The spine is a flexible column formed of a plurality of bones called vertebrae. The vertebrae are hollow and stack one upon the other, forming a strong hollow column for support of the cranium and trunk. The hollow core of the spine houses and protects the nerves of the spinal cord. The different vertebrae are connected to one another by means of articular processes, ligaments, and intervertebral, fibrocartilaginous bodies known as disks. Various spinal disorders may cause the spine to become misaligned, curved, and/or twisted or result in fractured and/or compressed vertebrae. It is often necessary to surgically correct these spinal disorders.
The spine includes seven cervical (neck) vertebrae, twelve thoracic (chest) vertebrae, five lumbar (lower back) vertebrae, and the fused vertebrae in the sacrum and coccyx that help to form the hip region. While the shapes of individual vertebrae differ among these regions, each is essentially a short hollow shaft containing the bundle of nerves known as the spinal cord. Individual nerves, such as those carrying messages to the arms or legs, enter and exit the spinal cord through gaps between vertebrae. The spine is held upright through the work of the back muscles, which are attached to the vertebrae.
The spinal disks act as shock absorbers, cushioning the spine, and preventing individual bones from contacting each other. Disks also help to hold the vertebrae together. The weight of the upper body is transferred through the spine to the hips and the legs. Disks may degenerate, herniated, bulge, or burst and impinge on the nerves between the vertebrae causing pain.

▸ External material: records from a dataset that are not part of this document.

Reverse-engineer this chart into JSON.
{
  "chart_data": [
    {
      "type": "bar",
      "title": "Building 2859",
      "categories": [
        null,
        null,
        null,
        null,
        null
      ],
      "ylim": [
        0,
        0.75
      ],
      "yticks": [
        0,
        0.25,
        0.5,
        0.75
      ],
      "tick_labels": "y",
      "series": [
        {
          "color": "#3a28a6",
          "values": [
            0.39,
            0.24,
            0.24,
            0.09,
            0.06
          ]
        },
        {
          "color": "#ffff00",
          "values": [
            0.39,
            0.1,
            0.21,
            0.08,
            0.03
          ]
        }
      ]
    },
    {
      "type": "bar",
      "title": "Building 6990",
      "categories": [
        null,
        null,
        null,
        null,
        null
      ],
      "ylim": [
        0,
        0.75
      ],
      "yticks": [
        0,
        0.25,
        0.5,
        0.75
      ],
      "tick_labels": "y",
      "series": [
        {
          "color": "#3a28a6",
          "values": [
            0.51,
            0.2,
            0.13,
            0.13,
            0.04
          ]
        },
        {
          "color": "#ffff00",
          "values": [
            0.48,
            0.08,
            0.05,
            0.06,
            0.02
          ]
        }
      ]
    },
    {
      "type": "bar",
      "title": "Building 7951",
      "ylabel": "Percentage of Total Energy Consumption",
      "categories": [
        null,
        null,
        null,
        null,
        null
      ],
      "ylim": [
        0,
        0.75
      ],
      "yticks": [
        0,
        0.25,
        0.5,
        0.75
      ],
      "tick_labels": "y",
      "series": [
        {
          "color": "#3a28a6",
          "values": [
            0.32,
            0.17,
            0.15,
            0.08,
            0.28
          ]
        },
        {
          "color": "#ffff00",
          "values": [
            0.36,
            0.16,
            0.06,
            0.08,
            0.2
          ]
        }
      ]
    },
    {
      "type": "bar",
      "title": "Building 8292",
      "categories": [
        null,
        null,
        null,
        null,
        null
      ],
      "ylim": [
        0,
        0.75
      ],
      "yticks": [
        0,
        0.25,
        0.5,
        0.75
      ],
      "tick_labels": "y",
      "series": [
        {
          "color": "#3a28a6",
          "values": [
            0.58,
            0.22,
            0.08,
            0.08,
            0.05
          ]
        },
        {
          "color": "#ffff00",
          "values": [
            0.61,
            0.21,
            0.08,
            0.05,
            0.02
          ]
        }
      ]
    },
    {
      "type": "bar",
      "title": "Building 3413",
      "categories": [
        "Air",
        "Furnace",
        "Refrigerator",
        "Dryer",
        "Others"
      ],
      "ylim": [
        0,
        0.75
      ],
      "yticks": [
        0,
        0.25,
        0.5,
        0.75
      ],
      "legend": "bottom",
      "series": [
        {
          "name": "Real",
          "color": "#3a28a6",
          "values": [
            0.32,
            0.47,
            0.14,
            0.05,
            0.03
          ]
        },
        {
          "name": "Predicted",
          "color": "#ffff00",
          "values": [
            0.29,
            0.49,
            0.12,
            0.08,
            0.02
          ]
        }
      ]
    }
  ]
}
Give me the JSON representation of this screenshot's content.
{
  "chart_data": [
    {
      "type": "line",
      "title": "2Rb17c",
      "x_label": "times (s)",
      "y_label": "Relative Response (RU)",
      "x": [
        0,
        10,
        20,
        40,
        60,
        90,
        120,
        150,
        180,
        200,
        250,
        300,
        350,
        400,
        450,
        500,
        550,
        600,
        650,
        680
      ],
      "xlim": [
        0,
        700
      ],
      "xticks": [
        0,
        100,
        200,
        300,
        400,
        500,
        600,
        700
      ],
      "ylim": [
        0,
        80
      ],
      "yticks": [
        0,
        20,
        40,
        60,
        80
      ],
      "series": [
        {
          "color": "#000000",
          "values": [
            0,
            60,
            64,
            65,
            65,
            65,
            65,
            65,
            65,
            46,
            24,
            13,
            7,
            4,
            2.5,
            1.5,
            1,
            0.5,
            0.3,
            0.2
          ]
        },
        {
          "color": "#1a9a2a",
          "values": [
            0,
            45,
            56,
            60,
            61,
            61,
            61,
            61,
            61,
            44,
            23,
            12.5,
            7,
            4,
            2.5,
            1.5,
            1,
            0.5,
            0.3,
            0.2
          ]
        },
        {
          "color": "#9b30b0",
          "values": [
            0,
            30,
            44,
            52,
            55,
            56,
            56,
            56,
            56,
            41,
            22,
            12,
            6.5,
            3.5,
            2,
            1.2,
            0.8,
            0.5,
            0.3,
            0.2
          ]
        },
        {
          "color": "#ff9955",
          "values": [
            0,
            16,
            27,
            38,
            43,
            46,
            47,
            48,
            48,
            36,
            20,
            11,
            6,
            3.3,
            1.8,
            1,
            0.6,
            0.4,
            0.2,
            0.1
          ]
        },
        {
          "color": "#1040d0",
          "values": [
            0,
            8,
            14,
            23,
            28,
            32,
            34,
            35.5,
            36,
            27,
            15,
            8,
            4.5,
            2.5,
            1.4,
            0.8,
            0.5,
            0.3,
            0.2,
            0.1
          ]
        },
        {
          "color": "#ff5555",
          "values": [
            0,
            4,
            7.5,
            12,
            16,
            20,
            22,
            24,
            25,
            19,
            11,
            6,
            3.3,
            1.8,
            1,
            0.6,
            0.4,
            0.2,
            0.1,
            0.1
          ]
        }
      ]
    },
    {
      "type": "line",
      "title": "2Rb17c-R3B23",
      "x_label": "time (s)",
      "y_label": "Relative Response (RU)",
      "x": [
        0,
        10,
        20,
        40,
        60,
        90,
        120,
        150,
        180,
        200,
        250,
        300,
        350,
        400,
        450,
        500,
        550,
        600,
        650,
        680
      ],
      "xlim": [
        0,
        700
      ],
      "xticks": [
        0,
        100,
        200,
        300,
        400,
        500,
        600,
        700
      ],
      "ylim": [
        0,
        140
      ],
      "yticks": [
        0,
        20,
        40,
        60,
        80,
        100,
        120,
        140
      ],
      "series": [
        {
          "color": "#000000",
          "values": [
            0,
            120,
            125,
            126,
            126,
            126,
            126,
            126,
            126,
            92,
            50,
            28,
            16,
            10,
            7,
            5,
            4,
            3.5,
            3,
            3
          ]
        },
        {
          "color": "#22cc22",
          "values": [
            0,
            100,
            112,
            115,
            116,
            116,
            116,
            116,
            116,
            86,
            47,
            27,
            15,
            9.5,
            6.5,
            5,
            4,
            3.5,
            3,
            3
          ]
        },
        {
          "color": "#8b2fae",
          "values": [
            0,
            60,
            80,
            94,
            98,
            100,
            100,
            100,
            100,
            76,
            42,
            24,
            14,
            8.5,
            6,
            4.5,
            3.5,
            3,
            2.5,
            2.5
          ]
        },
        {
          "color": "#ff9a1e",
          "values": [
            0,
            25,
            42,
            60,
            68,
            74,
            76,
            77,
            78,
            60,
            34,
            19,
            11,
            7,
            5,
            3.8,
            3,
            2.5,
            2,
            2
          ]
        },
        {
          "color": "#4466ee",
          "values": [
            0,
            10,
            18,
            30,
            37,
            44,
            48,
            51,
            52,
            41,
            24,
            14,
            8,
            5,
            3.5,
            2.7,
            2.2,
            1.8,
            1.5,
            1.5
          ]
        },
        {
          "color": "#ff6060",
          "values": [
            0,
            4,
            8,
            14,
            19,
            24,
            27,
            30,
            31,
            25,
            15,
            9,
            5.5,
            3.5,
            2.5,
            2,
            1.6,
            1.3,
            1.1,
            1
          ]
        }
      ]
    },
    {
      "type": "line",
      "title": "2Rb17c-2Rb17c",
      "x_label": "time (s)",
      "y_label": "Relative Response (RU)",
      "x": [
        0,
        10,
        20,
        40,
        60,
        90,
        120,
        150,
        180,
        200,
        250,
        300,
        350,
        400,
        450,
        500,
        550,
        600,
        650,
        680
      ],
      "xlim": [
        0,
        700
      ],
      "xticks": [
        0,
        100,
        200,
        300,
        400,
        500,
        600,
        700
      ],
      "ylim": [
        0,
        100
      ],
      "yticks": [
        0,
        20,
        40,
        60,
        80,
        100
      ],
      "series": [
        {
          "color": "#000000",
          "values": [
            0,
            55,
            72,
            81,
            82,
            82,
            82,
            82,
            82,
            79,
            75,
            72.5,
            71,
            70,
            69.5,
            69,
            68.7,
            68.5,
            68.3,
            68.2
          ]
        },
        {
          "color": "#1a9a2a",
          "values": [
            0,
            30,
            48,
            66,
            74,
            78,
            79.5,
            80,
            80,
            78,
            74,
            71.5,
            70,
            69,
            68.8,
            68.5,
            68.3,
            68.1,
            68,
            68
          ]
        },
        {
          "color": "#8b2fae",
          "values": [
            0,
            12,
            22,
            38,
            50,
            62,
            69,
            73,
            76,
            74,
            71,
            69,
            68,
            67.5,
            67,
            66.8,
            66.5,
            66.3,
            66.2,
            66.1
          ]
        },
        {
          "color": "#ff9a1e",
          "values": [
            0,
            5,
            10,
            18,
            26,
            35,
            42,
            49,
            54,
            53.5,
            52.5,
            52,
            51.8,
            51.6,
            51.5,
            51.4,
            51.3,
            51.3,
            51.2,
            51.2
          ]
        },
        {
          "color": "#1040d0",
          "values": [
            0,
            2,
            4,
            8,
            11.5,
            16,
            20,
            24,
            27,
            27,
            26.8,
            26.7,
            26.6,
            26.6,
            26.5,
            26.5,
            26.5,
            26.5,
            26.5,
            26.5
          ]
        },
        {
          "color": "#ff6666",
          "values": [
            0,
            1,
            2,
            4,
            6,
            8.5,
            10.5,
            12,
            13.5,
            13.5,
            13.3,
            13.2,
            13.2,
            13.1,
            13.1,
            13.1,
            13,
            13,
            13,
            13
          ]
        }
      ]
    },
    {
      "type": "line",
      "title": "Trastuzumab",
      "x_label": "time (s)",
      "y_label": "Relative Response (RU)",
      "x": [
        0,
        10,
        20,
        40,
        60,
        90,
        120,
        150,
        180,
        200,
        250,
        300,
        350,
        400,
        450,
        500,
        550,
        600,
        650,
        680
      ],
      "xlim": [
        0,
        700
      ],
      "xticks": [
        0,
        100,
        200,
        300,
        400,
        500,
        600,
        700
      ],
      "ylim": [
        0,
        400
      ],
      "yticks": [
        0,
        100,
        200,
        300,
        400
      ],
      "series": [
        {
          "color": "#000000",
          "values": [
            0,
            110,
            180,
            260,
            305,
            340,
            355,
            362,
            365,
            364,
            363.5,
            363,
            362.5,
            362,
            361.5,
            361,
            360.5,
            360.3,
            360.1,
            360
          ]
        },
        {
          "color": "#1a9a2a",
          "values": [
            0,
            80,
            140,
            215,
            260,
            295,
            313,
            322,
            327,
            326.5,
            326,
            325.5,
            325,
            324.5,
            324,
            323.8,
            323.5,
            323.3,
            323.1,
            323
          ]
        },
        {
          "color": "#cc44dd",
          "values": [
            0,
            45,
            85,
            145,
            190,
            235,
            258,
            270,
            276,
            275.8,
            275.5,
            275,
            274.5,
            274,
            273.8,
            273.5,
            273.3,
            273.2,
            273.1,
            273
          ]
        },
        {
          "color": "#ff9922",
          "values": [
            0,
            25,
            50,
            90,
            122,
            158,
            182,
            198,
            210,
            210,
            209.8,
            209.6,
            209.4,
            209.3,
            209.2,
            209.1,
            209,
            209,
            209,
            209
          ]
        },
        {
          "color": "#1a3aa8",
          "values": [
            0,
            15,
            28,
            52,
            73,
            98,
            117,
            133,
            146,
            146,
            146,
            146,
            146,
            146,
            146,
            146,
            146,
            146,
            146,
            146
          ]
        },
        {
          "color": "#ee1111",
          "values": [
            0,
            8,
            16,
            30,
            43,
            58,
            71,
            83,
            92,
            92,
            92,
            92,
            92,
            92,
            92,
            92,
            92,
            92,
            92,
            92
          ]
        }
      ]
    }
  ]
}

While the normal spine has no side-to-side curve, it does have a series of front-to-back curves, giving it a gentle “S” shape. If the proper shaping and/or curvature are not present due to scoliosis, neuromuscular disease, cerebral palsy, or other disorder, it may be necessary to straighten or adjust the spine into a proper curvature. Generally the correct curvature is obtained by manipulating the vertebrae into their proper position and securing that position with a rigid system of screws, rods, intervertebral spaces, and/or plates. The various components of the system may be surgically inserted through open or minimally invasive surgeries. The components may also be inserted through various approaches to the spine including anterior, lateral, and posterior approaches and others in between.
Certain spinal conditions, including a fracture of a vertebra and a herniated disc, indicate treatment by spinal immobilization. Several systems of spinal joint immobilization are known, including surgical fusion and the attachment of pins and bone plates to the affected vertebras. Known systems include screws having proximal heads and threaded shafts that may be inserted into at least two spaced-apart vertebras. The screws may receive fixation rods to stabilize the spine during fusion.
Some screws may be expandable in order to enhance stability within the vertebra, for example when the vertebra suffers from degeneration, osteoporosis, and other conditions that cause the bone to become brittle. These expandable bone screws may allow bone ingrowth through expanded cells of the screw. In some instances such as revision surgeries, it may be necessary to remove the expanded screw. However, once the bone becomes mineralized, it reduces the ability of the expanded cells to collapse back to the base diameter of the screw.